Fischöl zur Infarkt-Vorbeugung:Fruchtloser Tran

Millionen Menschen schlucken täglich schlecht schmeckende Fischölkapseln, um sich vor Herzinfarkt und Schlaganfall zu schützen. Eine Meta-Analyse entlarvt dieses Ritual nun als nutzlos. Doch was ist mit Fischmahlzeiten?

Werner Bartens

Manche der Kapseln schmecken grausam, außerdem muss man danach fischig aufstoßen. Aber sie sollen ja auch nicht als kulinarische Köstlichkeit dienen, sondern der Gesundheit.

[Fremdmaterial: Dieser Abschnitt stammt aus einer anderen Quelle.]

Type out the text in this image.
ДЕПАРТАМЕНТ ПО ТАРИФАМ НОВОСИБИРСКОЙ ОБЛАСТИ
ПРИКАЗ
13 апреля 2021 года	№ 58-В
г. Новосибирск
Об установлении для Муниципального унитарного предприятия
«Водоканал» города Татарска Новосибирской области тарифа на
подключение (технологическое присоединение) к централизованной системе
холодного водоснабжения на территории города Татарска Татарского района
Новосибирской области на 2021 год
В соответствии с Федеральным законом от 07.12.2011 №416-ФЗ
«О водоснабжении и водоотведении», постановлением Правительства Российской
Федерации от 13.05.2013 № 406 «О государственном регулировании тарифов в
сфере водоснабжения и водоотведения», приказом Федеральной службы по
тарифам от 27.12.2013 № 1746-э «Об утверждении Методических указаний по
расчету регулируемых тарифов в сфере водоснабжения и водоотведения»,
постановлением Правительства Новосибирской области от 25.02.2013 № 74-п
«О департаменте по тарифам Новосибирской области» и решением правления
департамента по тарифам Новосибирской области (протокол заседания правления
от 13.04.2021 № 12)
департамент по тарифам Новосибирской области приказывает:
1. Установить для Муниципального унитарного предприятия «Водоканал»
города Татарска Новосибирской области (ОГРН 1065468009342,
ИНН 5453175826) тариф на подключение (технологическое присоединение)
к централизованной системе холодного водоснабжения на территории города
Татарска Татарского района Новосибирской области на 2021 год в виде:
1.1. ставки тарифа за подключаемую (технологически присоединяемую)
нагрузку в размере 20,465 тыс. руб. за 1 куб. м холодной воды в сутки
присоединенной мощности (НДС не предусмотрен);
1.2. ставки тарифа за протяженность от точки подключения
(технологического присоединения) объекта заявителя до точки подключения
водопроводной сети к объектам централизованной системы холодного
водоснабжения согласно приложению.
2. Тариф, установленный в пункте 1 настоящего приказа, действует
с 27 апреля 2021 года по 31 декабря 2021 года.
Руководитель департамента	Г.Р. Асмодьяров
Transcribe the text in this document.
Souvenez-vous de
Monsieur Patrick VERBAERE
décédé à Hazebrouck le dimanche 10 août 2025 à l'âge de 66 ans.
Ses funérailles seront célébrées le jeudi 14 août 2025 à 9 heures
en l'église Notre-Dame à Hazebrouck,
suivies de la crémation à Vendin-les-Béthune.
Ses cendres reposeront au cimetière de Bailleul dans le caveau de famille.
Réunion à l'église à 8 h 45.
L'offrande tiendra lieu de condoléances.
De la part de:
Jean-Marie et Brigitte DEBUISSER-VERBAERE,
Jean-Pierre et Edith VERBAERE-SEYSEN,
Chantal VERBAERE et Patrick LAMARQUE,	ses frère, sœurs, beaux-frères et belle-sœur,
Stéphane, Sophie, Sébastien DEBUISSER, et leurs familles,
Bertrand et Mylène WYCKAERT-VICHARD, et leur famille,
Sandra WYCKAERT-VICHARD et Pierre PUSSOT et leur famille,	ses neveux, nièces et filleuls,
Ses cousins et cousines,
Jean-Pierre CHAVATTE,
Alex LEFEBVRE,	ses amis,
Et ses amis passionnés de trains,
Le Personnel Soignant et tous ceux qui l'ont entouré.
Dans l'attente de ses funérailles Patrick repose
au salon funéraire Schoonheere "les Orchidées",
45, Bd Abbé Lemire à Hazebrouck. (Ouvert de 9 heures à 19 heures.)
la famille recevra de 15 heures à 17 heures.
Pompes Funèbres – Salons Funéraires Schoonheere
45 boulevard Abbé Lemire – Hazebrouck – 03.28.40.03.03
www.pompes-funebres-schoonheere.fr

Wer regelmäßig Fischölkapseln zu sich nimmt, so der Volksglaube wie auch die Empfehlung etlicher medizinischer Fachgesellschaften, schützt sich vor Herzinfarkt, Schlaganfall und anderen Leiden des Kreislaufsystems. Die mehrfach ungesättigten Fettsäuren tragen demnach dazu bei, dass Blutgefäße nicht so schnell verkalken und weniger böses Cholesterin durch die Adern flutet. Millionen Menschen weltweit schlucken vorbeugend die Kapseln. Leider könnte sich ihr tägliches Ritual als nutzlos erweisen.

Ärzte um Evangelos Rizos zeigen im Journal of the American Medical Association, das an diesem Mittwoch erscheint: Menschen, die um ihr Herz besorgt sind, bringt es nichts, die auch als Omega-3-Fettsäuren bezeichneten Präparate einzunehmen. "Unsere Ergebnisse rechtfertigen nicht den täglichen Gebrauch dieser Nahrungsergänzungsmittel und widersprechen auch den Empfehlungen vieler medizinischer Fachgesellschaften", schreiben die Autoren.

Frühere Studien zum Nutzen der Fischölkapseln fielen unterschiedlich aus; kleinere Untersuchungen entdeckten Vorteile, weswegen Ärzte immer wieder zu den Präparaten rieten. In Deutschland werden allein die beiden Mittel, die führend auf dem Markt sind, mehr als hunderttausend mal pro Jahr verordnet; hinzu kommen die frei verkäuflichen Präparate. Im Mai dieses Jahres haben Forscher Daten veröffentlicht, die zeigen, dass Herzpatienten durch Fischöl nicht vor weiteren Infarkten geschützt sind. Um in strittigen Fragen Klarheit zu gewinnen, ist eine Metaanalyse hilfreich. Dabei werden die Rohdaten aus den besten Studien untersucht und zusammengefasst; im aktuellen Fall sind Erfahrungen von 68.000 Patienten in die Auswertung eingegangen.

Die Forscher um Rizos konnten allerdings keine Vorteile des komprimierten Fettes feststellen. Weder Herzinfarkte noch Schlaganfälle noch Todesfälle waren bei jenen Patienten seltener, die regelmäßig Fischöl einnahmen. "Die Diskussion wogt seit Langem und angebliche Vorteile waren nicht überzeugend belegt", sagt Melchior Seyfarth, Chefarzt der Kardiologie am Herzzentrum Wuppertal. "Die Empfehlung wurde auch aus Erkenntnissen über die vermeintliche Gefäßgesundheit von Eskimos abgeleitet."

Ernährungsexperten und Kardiologen sind sich dennoch einig, dass zweimal in der Woche Fisch statt Fleisch gesund für Herz und Gefäße ist. Womöglich verhält es sich mit den neuen Daten zu Fischöl ähnlich wie mit jenen Erkenntnissen, die über Vitamine bekannt sind: Während Vitamine in allem, was natürlich gewachsen ist - sei es Obst, Gemüse, Getreide oder Fleisch - gesund sind, schaden Vitaminpräparate mehr als dass sie nutzen. Ein Apfel enthält tausend Substanzen, ein Multivitaminpulver hingegen nur ein gutes Dutzend. Gesund sind offenbar nicht die Einzelsubstanzen im Pulver, sondern die natürlich abgestimmten Wechselwirkungen der Stoffe. Auch die gesundheitsfördernde Eigenschaft von Fisch lässt sich offenbar nicht einfach isolieren und in Kapseln pressen.